Gretchen Klein continues to spread positivity, share special bonds through competition

Gretchen has long been a familiar face at WA Golf championships.

There aren’t many forces that would dare deter Gretchen Klein or diminish her status as a winner. 

From Hoquiam, with roots much further north in Burlington, Gretchen is an established athlete. She’s a two-time champion of the Washington Senior Women’s Champion of Champions (2017, 2022), and a 3-on-3 basketball player. In both sports, she’s participated in the annual National Senior Games, where she medaled in golf in 2023. 

Sports and athletics have been Gretchen’s modus operandi for quite some time. She is the daughter of Gary Knutzen, a well-known figure who served a 52-year tenure as Skagit Valley College’s athletic director, from 1963-2015, and was himself a prolific wrestler. Indeed, both Gretchen and her dad are enshrined in the Burlington-Edison High School Athletic Hall of Fame. 

Gretchen medaled in golf at the 2023 National Senior Games, where she also played 3-on-3 basketball.

Overlap between Gretchen’s early years and her father’s professional life was not uncommon. 

“I basically just grew up in the gym,” she’ll tell you. 

In doing so, Gretchen became thoroughly involved with volleyball, basketball and track through her high school years, sports that were practically all that was available to girls at the time. Later, as an undergraduate at Skagit Valley where her dad worked, Gretchen was again a three-sport athlete, having added slow-pitch softball to her repertoire. 

She later transferred to Washington State University and played intramural sports there on her journey to earning a degree in education.

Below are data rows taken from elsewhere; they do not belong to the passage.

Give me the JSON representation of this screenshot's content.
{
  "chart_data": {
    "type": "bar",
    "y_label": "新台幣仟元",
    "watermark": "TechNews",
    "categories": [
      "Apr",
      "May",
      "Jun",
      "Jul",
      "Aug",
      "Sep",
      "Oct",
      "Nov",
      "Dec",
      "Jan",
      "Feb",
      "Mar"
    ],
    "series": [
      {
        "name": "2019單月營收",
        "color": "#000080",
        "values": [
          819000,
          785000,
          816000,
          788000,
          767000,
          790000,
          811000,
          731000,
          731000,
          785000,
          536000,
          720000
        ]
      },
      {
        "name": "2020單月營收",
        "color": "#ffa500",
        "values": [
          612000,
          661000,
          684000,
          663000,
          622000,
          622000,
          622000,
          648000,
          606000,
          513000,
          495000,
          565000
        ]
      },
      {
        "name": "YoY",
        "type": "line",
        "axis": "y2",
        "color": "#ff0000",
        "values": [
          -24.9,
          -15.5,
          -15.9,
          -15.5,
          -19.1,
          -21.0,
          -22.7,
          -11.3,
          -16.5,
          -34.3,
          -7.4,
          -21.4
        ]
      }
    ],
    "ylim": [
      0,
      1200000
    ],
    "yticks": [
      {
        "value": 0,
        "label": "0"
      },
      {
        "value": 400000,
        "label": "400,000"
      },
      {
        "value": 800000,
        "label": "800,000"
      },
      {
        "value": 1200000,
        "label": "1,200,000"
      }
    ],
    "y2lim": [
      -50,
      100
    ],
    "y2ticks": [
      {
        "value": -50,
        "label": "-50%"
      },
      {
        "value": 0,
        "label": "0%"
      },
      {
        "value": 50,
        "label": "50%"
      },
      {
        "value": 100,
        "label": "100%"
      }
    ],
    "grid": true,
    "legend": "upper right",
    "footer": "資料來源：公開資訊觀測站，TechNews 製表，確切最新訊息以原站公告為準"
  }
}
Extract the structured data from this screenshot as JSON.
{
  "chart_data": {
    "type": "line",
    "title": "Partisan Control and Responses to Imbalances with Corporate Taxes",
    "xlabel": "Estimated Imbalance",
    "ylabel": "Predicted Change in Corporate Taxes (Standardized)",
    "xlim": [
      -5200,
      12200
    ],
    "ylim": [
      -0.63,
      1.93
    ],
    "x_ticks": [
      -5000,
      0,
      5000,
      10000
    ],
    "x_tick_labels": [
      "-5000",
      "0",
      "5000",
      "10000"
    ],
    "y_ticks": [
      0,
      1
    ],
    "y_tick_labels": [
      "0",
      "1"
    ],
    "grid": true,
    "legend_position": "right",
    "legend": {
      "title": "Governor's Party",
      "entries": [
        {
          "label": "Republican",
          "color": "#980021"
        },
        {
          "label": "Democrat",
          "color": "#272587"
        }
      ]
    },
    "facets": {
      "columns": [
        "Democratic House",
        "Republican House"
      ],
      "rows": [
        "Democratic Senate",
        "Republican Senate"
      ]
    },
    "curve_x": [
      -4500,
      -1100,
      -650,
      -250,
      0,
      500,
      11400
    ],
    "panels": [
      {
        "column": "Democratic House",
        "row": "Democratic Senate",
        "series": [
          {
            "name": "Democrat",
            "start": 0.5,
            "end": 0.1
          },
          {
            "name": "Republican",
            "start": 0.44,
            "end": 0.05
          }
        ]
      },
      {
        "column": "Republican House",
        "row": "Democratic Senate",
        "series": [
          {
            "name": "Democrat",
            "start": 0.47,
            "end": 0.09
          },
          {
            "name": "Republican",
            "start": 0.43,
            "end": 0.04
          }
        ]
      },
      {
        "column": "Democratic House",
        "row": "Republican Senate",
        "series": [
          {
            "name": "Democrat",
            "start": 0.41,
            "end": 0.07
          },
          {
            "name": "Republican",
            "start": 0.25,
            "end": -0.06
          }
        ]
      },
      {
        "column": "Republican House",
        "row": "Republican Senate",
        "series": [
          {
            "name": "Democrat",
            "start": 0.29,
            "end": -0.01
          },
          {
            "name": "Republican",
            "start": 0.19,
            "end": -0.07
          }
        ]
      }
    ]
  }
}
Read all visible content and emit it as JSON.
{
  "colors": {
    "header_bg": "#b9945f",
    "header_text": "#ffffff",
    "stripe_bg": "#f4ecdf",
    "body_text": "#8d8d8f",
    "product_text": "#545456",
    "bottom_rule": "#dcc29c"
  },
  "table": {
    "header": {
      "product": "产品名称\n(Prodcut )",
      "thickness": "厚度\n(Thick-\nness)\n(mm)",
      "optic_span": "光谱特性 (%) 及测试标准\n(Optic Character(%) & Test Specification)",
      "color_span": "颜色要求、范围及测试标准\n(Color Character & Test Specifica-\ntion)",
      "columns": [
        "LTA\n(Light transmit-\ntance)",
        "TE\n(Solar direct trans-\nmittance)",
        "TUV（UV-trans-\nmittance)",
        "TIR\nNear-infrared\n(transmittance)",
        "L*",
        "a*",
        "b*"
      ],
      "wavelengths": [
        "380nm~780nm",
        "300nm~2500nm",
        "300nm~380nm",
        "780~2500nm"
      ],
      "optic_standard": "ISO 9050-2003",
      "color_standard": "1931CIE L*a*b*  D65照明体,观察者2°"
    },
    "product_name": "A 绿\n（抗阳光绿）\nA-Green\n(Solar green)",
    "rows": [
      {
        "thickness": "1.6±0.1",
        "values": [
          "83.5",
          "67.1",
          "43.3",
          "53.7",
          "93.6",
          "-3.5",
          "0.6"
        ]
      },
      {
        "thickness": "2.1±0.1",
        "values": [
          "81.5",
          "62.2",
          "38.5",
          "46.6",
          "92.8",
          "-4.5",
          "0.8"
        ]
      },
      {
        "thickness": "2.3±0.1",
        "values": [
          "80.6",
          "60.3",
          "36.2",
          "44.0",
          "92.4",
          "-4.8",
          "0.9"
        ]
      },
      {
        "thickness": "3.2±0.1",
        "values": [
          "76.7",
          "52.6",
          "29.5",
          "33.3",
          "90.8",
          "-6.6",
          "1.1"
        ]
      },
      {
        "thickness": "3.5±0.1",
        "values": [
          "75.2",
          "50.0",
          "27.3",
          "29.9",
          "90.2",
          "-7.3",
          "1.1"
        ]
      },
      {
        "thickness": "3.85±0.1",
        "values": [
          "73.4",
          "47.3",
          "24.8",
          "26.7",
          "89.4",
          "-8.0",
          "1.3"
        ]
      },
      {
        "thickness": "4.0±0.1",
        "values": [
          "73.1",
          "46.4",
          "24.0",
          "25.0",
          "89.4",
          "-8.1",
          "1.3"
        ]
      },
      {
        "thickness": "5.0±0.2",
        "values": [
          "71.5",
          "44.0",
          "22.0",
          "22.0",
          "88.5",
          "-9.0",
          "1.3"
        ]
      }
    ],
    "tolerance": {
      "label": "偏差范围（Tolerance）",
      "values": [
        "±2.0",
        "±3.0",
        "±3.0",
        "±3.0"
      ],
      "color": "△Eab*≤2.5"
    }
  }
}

Later, she met her husband, Ed, who had also previously attended WSU and was a member of the Cougars’ men’s golf team.

“He was an assistant pro for a couple of years,” Gretchen recalled. “I thought, ‘I guess I better learn how to play this game.’” 

Playing golf has allowed Gretchen to form valuable friendships with other competitors, like Kim Titus (left) and Sue Craven (right).

Becoming the mother of their family, which of course required most of her attention, Gretchen described her golf as not much more than something she “dabbled” in early on. But as years went by and her children eventually departed for college, Gretchen’s game began to take shape with the newfound time she could devote to it. 

“I’ve always been competitive,” she explained, inadvertently stating the obvious. “But it takes time, you can’t just go out for a little bit and expect to get better.” 

As her game began to blossom, so too did the built-to-last friendships that came with it. Today, Gretchen remains close to several fellow longtime WA Golf championship participants, in a way that indicates just as much camaraderie as competitive spirit. 

Sometimes, Gretchen stays on-site with her competitive friends, like in 2024 with Tina Papatolis (left) and Craven (center).

“We all kind of play the same stuff,” said Gretchen, adding that during a given championship week, “we will get a house together, room together, get dinner together, and then we go out  and compete against each other.” 

Those close-knit bonds are not limited to Gretchen’s golf life. In the Senior Games, in which 3-on-3 basketball teams create their own names and identities, hers is known as the “Women Warriors.” 

Of the players on the roster, some are cancer survivors, and others have lost close family members and spouses to cancer. As such, their shirts are a rich, vibrant pink. 

Gretchen fought (and won) her own battle with breast cancer in 2010. Clad in pink, her team is proud to represent itself. 

“We try to promote our story and shed positivity,” she said in reference to what she and her teammates have been through. “We wear hot pink shirts and kind of stick out.” 

As members of the “Women Warriors,” Gretchen and her teammates wear pink in an effort to spread positivity.

Having lived in Hoquiam since the 1980s, Gretchen has become a loyal member of the women’s club at Grays Harbor Country Club in Aberdeen. While that part of the state may have a smaller golf community than most, she’s proud to be a representative of it. 

“In talking with friends, they’re talking about their ladies’ club that has 50, 60, 100 people in it,” said Gretchen. “My ladies’ club has probably five, six.” 

But whether in that club, at a WA Golf Championship or National Senior Games match, it’s those everlasting alliances that get Gretchen to keep her name in the game and continue to be a competitor striving for top results. 

“To be there with friends, wanting to just challenge yourself,” she said. “I push myself to try to do the best I can. With golf, there’s always something you’re working on.” 

Evidently, through it all, Gretchen’s wins have added up to far more than any trophy case could indicate alone.